Voici juste un exemple
de comment.
Comme l'a documenté Patrick Sharkey,
un sociologue --
il a démontré que quand des enfants
pauvres sont exposés à la violence,
ils en sont traumatisés.
Cela a un impact sur leur sommeil,
sur leur concentration, leur comportement
et leur apprentissage.
Et s'ils ne peuvent pas apprendre,
alors ils échoueront à l'école.
Et cela affecte finalement leur capacité
à gagner plus tard un salaire suffisant
pour échapper à la pauvreté.
Et malheureusement,
dans une série d'études
menées par l'économiste Raj Chetty,
c'est exactement ce que nous avons vu.
Les enfants pauvres ont
une mobilité de revenus plus faible
s'ils ont été exposés à la violence.
La violence piège littéralement
les enfants pauvres dans la pauvreté.
Voilà pourquoi il est si important d'agir
sans relâche contre la violence urbaine.
Voilà deux exemples qui montrent comment.

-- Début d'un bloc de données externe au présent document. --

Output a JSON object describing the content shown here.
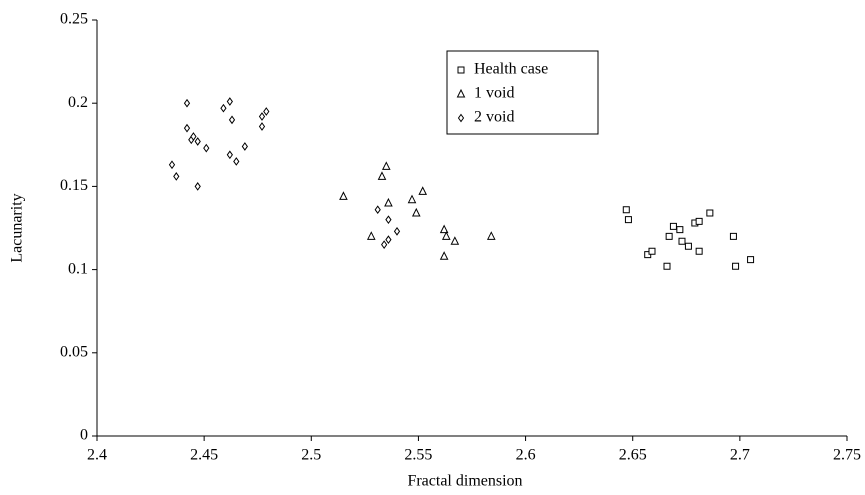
{
  "chart_data": {
    "type": "scatter",
    "x_label": "Fractal dimension",
    "y_label": "Lacunarity",
    "xlim": [
      2.4,
      2.75
    ],
    "xticks": [
      2.4,
      2.45,
      2.5,
      2.55,
      2.6,
      2.65,
      2.7,
      2.75
    ],
    "ylim": [
      0,
      0.25
    ],
    "yticks": [
      0,
      0.05,
      0.1,
      0.15,
      0.2,
      0.25
    ],
    "legend": "top-center",
    "series": [
      {
        "name": "Health case",
        "marker": "square",
        "color": "#000000",
        "x": [
          2.647,
          2.648,
          2.657,
          2.659,
          2.666,
          2.667,
          2.669,
          2.672,
          2.673,
          2.676,
          2.679,
          2.681,
          2.681,
          2.686,
          2.697,
          2.698,
          2.705
        ],
        "values": [
          0.136,
          0.13,
          0.109,
          0.111,
          0.102,
          0.12,
          0.126,
          0.124,
          0.117,
          0.114,
          0.128,
          0.129,
          0.111,
          0.134,
          0.12,
          0.102,
          0.106
        ]
      },
      {
        "name": "1 void",
        "marker": "triangle",
        "color": "#000000",
        "x": [
          2.515,
          2.528,
          2.533,
          2.535,
          2.536,
          2.547,
          2.549,
          2.552,
          2.562,
          2.562,
          2.563,
          2.567,
          2.584
        ],
        "values": [
          0.144,
          0.12,
          0.156,
          0.162,
          0.14,
          0.142,
          0.134,
          0.147,
          0.124,
          0.108,
          0.12,
          0.117,
          0.12
        ]
      },
      {
        "name": "2 void",
        "marker": "diamond",
        "color": "#000000",
        "x": [
          2.435,
          2.437,
          2.442,
          2.442,
          2.444,
          2.445,
          2.447,
          2.447,
          2.451,
          2.459,
          2.462,
          2.463,
          2.462,
          2.465,
          2.469,
          2.477,
          2.477,
          2.479,
          2.531,
          2.536,
          2.534,
          2.536,
          2.54
        ],
        "values": [
          0.163,
          0.156,
          0.2,
          0.185,
          0.178,
          0.18,
          0.177,
          0.15,
          0.173,
          0.197,
          0.201,
          0.19,
          0.169,
          0.165,
          0.174,
          0.192,
          0.186,
          0.195,
          0.136,
          0.13,
          0.115,
          0.118,
          0.123
        ]
      }
    ]
  }
}
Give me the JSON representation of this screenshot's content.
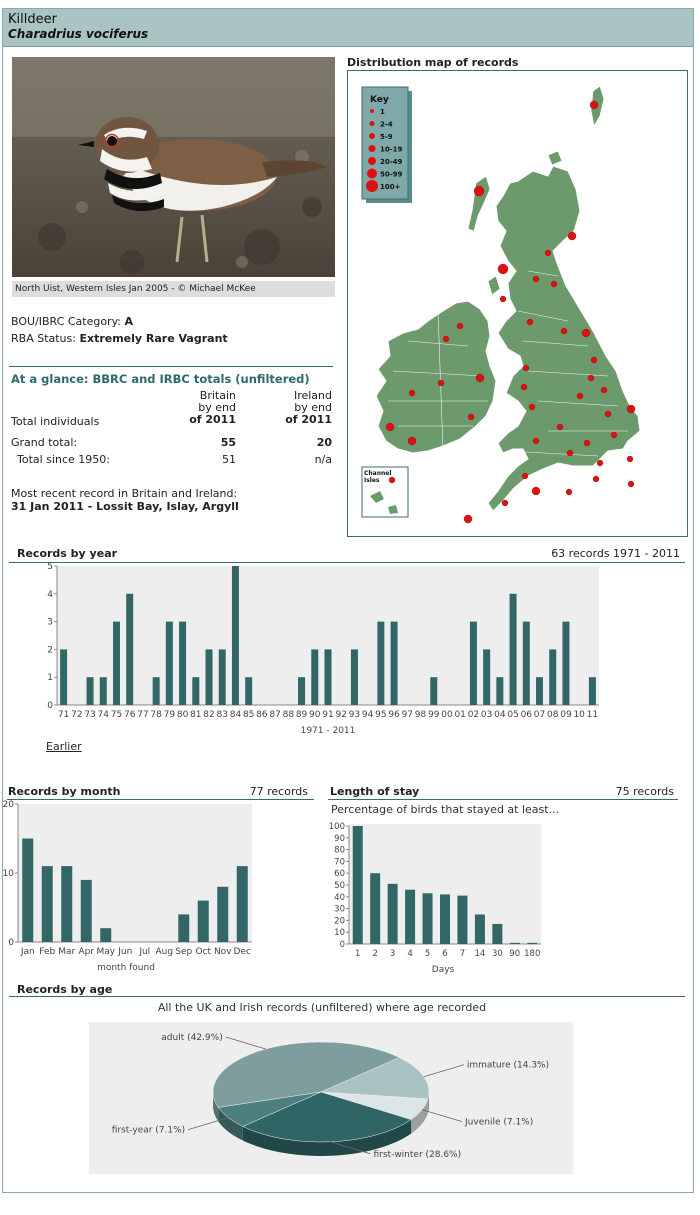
{
  "species": {
    "name": "Killdeer",
    "latin": "Charadrius vociferus"
  },
  "photo": {
    "caption": "North Uist, Western Isles Jan 2005 - © Michael McKee"
  },
  "status": {
    "category_label": "BOU/IBRC Category:",
    "category_value": "A",
    "rba_label": "RBA Status:",
    "rba_value": "Extremely Rare Vagrant"
  },
  "glance": {
    "title": "At a glance: BBRC and IRBC totals (unfiltered)",
    "col_britain": [
      "Britain",
      "by end",
      "of 2011"
    ],
    "col_ireland": [
      "Ireland",
      "by end",
      "of 2011"
    ],
    "row_total_label": "Total individuals",
    "grand_label": "Grand total:",
    "grand_britain": "55",
    "grand_ireland": "20",
    "since_label": "Total since 1950:",
    "since_britain": "51",
    "since_ireland": "n/a",
    "recent_label": "Most recent record in Britain and Ireland:",
    "recent_value": "31 Jan 2011  - Lossit Bay, Islay, Argyll"
  },
  "map": {
    "title": "Distribution map of records",
    "key_title": "Key",
    "key_items": [
      "1",
      "2-4",
      "5-9",
      "10-19",
      "20-49",
      "50-99",
      "100+"
    ],
    "channel_label": [
      "Channel",
      "Isles"
    ],
    "colors": {
      "sea": "#ffffff",
      "land": "#6d9a6d",
      "dot": "#dd1111",
      "key_bg": "#7fa8a8"
    }
  },
  "year_section": {
    "title": "Records by year",
    "summary": "63 records 1971 - 2011",
    "earlier_link": "Earlier"
  },
  "month_section": {
    "title": "Records by month",
    "summary": "77 records"
  },
  "stay_section": {
    "title": "Length of stay",
    "summary": "75 records",
    "subtitle": "Percentage of birds that stayed at least..."
  },
  "age_section": {
    "title": "Records by age",
    "subtitle": "All the UK and Irish records (unfiltered) where age recorded"
  },
  "chart_data": [
    {
      "type": "bar",
      "title": "Records by year",
      "xlabel": "1971 - 2011",
      "ylim": [
        0,
        5
      ],
      "yticks": [
        0,
        1,
        2,
        3,
        4,
        5
      ],
      "categories": [
        "71",
        "72",
        "73",
        "74",
        "75",
        "76",
        "77",
        "78",
        "79",
        "80",
        "81",
        "82",
        "83",
        "84",
        "85",
        "86",
        "87",
        "88",
        "89",
        "90",
        "91",
        "92",
        "93",
        "94",
        "95",
        "96",
        "97",
        "98",
        "99",
        "00",
        "01",
        "02",
        "03",
        "04",
        "05",
        "06",
        "07",
        "08",
        "09",
        "10",
        "11"
      ],
      "values": [
        2,
        0,
        1,
        1,
        3,
        4,
        0,
        1,
        3,
        3,
        1,
        2,
        2,
        5,
        1,
        0,
        0,
        0,
        1,
        2,
        2,
        0,
        2,
        0,
        3,
        3,
        0,
        0,
        1,
        0,
        0,
        3,
        2,
        1,
        4,
        3,
        1,
        2,
        3,
        0,
        1
      ]
    },
    {
      "type": "bar",
      "title": "Records by month",
      "xlabel": "month found",
      "ylim": [
        0,
        20
      ],
      "yticks": [
        0,
        10,
        20
      ],
      "categories": [
        "Jan",
        "Feb",
        "Mar",
        "Apr",
        "May",
        "Jun",
        "Jul",
        "Aug",
        "Sep",
        "Oct",
        "Nov",
        "Dec"
      ],
      "values": [
        15,
        11,
        11,
        9,
        2,
        0,
        0,
        0,
        4,
        6,
        8,
        11
      ]
    },
    {
      "type": "bar",
      "title": "Length of stay",
      "xlabel": "Days",
      "ylim": [
        0,
        100
      ],
      "yticks": [
        0,
        10,
        20,
        30,
        40,
        50,
        60,
        70,
        80,
        90,
        100
      ],
      "categories": [
        "1",
        "2",
        "3",
        "4",
        "5",
        "6",
        "7",
        "14",
        "30",
        "90",
        "180"
      ],
      "values": [
        100,
        60,
        51,
        46,
        43,
        42,
        41,
        25,
        17,
        1,
        1
      ]
    },
    {
      "type": "pie",
      "title": "Records by age",
      "labels": [
        "adult (42.9%)",
        "immature (14.3%)",
        "Juvenile (7.1%)",
        "first-winter (28.6%)",
        "first-year (7.1%)"
      ],
      "values": [
        42.9,
        14.3,
        7.1,
        28.6,
        7.1
      ],
      "colors": [
        "#7e9e9e",
        "#aac2c2",
        "#dde6e6",
        "#2f6565",
        "#4d7f7f"
      ]
    }
  ]
}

Ici, à Boston, dans les années 90,
un partenariat entre policiers
et acteurs locaux
a permis une réduction stupéfiante
de 63% des homicides juvéniles.
À Oakland, cette même stratégie
a récemment réduit
les attaques à main armée non mortelles
de 55%.
À Cincinnati, Indianapolis et New Heaven,
elle a réduit la violence armée
de plus d'un tiers.
Pour faire simple,
cette stratégie cible
ceux qui sont les plus susceptibles
de causer une fusillade
ou d'en être la victime,
et leur adresse ensuite un double message
composé d'empathie et de responsabilité.
« Nous savons que c'est vous
qui tirez,
il faut que ça cesse.
Si vous nous laissez, nous vous aiderons.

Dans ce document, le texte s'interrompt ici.